“Let’s go back,” he said. “Tell me how you knew George Irving was even in the hotel and where.”
McQuillen shrugged like the question was for a dummy.
“You know that,” he said. “Hooch Rollins told me. He dropped a fare there Sunday night and happened to see Irving going in. He told me because he’d heard me going on once in the break room about the Irvings. I held a staff meeting after the DUIs and told everybody, ‘This is what they’re doing and this is the guy behind it.’ Got his photo off Google, the little shit.”
“So Rollins told you he was going into the hotel. How’d you know he had a room and how’d you know which room it was?”
“I called the hotel. I knew they wouldn’t tell me his room for security reasons and I couldn’t ask to be transferred to the room. What was I going to say, ‘Dude, do you mind giving me your room number?’ No, so I called up and asked for the garage. Hooch had told me he saw him valeting his car, so I called the garage and said I was Irving and wanted them to check and see if I left my phone in the car. I said, You know my room number? Can you bring it up if you find it? And the guy said yes, you’re in seventy-nine and if I find the phone I’ll send it up. So there, I had his room.”
Bosch nodded. It was a clever plan. But it also showed some of the elements of premeditation. McQuillen was talking himself into a first-degree murder charge. All Bosch seemingly had to do was direct him with general questions and McQuillen provided the rest. It was a downhill path.
“I waited until the end of shift at midnight and went over there,” McQuillen said. “I didn’t want to be seen by anybody or any cameras. So I went around the hotel and found a fire escape ladder that was on the side. It went all the way up to the roof. But on each landing there was a balcony and I could climb off and take a break if I needed it.”
“Were you wearing gloves?”
“Yeah, gloves and coveralls I keep in the trunk. In my business you never know whether you’ll be crawling under a car or something. I thought if somebody saw me, I’d look like a maintenance guy.”
“You keep that stuff in the trunk? You’re a dispatcher.”
“I’m a partner, man. My name isn’t on the franchise with the city because I didn’t think we’d get the franchise way back when if they knew I was part of it. But I’ve got a third of the company.”
Which helped explain why McQuillen would go to such lengths with Irving. Another potential pothole in the case filled in by the suspect himself.
“So you took the fire escape to the seventh floor. What time was this?”
“I went off shift at midnight. So it was like twelve thirty or thereabouts.”
“What happened when you got to the seventh floor?”
“I got lucky. On the seventh floor, there wasn’t an exit. No door to the hallway. Just two glass doors on the balcony to two different rooms. One to the left and one to the right. I looked in the one on the right and there he was. Irving was sitting right there on the couch.”

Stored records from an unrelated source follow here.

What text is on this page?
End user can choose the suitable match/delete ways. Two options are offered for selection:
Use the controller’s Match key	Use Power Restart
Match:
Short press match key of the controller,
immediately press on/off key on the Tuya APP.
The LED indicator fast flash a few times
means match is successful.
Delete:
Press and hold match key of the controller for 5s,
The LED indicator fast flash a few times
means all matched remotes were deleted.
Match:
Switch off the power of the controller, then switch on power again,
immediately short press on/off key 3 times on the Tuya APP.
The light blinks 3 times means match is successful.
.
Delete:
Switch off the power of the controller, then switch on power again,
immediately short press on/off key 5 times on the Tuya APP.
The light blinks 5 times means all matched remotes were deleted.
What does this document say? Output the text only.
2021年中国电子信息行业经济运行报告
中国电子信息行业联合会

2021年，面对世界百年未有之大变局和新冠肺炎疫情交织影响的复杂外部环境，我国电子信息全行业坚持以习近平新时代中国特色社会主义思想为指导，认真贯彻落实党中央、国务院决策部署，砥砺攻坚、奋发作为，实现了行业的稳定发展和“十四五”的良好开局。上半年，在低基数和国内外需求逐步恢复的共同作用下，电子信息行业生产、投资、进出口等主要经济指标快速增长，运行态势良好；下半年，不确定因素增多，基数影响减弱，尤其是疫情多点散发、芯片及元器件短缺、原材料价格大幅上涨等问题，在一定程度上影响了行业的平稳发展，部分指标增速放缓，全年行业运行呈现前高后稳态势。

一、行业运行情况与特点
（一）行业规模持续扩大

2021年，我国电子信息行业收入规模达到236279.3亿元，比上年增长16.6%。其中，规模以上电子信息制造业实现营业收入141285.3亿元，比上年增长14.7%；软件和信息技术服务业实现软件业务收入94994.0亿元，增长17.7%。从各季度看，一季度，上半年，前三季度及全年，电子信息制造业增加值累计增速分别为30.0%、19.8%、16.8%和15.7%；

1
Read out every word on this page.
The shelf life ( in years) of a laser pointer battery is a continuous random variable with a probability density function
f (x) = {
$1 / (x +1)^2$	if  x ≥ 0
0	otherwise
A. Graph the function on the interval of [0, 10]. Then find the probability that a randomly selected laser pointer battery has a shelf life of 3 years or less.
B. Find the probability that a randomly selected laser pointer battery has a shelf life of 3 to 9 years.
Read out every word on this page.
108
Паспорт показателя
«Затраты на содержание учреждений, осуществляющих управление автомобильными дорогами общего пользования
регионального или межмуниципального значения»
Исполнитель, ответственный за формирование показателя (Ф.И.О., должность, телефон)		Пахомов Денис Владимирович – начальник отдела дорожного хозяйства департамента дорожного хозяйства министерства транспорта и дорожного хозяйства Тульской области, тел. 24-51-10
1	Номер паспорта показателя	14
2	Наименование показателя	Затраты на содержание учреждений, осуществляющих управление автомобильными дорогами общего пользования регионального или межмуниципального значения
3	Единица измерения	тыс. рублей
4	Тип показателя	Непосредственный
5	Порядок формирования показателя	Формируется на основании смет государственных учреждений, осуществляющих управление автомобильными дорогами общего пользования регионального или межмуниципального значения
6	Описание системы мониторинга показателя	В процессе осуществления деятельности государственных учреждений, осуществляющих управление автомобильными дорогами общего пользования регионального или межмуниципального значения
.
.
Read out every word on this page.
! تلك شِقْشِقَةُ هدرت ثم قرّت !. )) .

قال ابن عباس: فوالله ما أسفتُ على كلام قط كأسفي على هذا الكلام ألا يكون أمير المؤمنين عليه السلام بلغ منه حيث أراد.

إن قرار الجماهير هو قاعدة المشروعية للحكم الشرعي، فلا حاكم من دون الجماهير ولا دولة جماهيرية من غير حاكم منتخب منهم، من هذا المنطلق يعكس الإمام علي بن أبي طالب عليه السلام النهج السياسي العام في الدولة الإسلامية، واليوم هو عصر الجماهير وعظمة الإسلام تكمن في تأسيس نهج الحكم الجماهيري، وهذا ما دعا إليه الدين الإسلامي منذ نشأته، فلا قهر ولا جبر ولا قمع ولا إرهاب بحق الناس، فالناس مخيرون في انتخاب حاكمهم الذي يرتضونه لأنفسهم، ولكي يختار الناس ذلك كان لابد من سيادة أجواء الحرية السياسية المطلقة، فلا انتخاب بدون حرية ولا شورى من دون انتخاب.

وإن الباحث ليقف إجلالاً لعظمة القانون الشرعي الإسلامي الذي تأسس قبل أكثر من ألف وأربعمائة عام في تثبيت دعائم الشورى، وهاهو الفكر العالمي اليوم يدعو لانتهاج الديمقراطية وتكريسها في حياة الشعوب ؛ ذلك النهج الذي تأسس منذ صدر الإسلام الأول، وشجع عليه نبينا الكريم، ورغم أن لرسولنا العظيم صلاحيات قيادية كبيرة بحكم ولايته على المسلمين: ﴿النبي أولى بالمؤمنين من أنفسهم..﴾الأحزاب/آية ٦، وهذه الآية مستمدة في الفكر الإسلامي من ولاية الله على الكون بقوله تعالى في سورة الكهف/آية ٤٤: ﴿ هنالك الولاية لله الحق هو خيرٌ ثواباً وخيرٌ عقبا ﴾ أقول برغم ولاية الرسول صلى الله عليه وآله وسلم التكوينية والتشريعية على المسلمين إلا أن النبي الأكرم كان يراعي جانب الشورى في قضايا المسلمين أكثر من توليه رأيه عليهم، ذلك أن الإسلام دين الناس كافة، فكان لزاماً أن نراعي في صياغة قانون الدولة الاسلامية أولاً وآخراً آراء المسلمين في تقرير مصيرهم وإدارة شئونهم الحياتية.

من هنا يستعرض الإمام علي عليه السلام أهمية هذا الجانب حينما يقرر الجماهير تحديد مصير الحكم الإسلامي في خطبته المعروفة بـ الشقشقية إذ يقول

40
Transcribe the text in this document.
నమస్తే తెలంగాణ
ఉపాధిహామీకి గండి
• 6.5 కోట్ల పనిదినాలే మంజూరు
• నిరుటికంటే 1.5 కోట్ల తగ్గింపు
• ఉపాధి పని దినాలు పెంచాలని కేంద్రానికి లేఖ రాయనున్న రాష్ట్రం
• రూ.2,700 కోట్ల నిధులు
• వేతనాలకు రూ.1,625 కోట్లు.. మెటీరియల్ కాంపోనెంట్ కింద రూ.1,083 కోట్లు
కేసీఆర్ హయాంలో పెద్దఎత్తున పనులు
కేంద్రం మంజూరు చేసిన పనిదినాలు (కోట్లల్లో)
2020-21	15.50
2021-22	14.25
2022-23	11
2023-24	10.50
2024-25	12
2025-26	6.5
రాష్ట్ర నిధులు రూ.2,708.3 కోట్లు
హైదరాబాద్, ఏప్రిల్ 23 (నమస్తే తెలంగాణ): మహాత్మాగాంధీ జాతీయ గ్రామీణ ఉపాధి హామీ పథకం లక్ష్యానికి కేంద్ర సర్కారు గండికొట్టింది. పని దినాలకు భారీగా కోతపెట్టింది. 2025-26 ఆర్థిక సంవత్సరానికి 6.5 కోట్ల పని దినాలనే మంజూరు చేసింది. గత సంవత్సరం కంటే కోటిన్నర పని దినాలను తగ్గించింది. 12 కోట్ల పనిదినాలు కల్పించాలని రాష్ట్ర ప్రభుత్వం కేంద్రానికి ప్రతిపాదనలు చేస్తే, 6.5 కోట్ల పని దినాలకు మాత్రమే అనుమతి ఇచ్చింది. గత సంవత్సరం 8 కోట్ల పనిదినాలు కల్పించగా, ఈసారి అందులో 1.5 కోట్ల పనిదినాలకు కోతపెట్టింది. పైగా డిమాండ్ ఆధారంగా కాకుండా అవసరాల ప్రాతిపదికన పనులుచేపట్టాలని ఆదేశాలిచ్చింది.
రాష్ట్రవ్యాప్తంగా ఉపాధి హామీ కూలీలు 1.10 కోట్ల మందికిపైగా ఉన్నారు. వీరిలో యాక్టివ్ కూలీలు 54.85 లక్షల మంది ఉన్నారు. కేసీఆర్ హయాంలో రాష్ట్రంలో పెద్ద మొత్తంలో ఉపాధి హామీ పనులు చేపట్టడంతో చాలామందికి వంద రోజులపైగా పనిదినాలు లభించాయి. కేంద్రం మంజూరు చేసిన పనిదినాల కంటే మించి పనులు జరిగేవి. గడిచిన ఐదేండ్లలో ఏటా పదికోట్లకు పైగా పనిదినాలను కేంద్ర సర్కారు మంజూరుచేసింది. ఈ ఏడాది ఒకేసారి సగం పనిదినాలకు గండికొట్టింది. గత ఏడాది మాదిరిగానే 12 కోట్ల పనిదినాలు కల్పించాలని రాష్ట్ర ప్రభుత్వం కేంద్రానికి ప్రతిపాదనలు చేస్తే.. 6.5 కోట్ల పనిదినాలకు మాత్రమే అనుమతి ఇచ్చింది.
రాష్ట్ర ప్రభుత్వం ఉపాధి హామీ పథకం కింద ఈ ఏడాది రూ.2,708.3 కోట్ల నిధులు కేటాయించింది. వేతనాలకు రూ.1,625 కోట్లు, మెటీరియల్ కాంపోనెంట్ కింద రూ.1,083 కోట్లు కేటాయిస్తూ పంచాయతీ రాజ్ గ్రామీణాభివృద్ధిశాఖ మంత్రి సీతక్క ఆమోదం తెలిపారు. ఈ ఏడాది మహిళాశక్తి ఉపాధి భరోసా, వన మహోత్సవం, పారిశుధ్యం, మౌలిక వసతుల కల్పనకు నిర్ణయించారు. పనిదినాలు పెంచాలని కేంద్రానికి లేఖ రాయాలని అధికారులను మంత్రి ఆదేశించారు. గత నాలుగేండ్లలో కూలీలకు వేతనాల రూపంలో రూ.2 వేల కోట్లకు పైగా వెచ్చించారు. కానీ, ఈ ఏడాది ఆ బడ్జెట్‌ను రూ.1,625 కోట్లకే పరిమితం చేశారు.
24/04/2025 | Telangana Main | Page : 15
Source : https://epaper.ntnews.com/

McQuillen stopped. It looked as if he was staring at the memory of that night, at what he had seen through the balcony door. Bosch was mindful of needing to keep the story going but with as little from himself as possible.
“So you found him.”
“Yeah, he was just sitting there, drinking Jack Black straight outta the bottle and looking like he was just waiting for something.”
“Then what happened?”
“He took the last pull out of that bottle and all of a sudden he got up and he started coming right at me. Like he knew I was on the balcony watching him.”
“What did you do?”
“I backed up against the wall next to the door. I figured he couldn’t have seen me with the reflection inside on the glass. He was just coming out on the balcony. So I backed up next to the door and he opened it and stepped out. He walked right to the wall and he threw the empty bottle out there as far as he could. Then he leaned over the wall and started looking down, like he was going to puke or something. And I knew when he finished his business and turned around I was going to be standing right in front of him. There was no place to go.”
“Did he vomit?”
“No, he never did. He just—”
A loud and unexpected knock on the door nearly made Bosch jump off his seat.
“Just hold the story right there,” he said.
He got up and used his body to shield the knob from McQuillen. He punched in the combination on the lock and opened the door. Chu was standing there and Bosch almost reached out to strangle him. But he calmly stepped out and closed the door.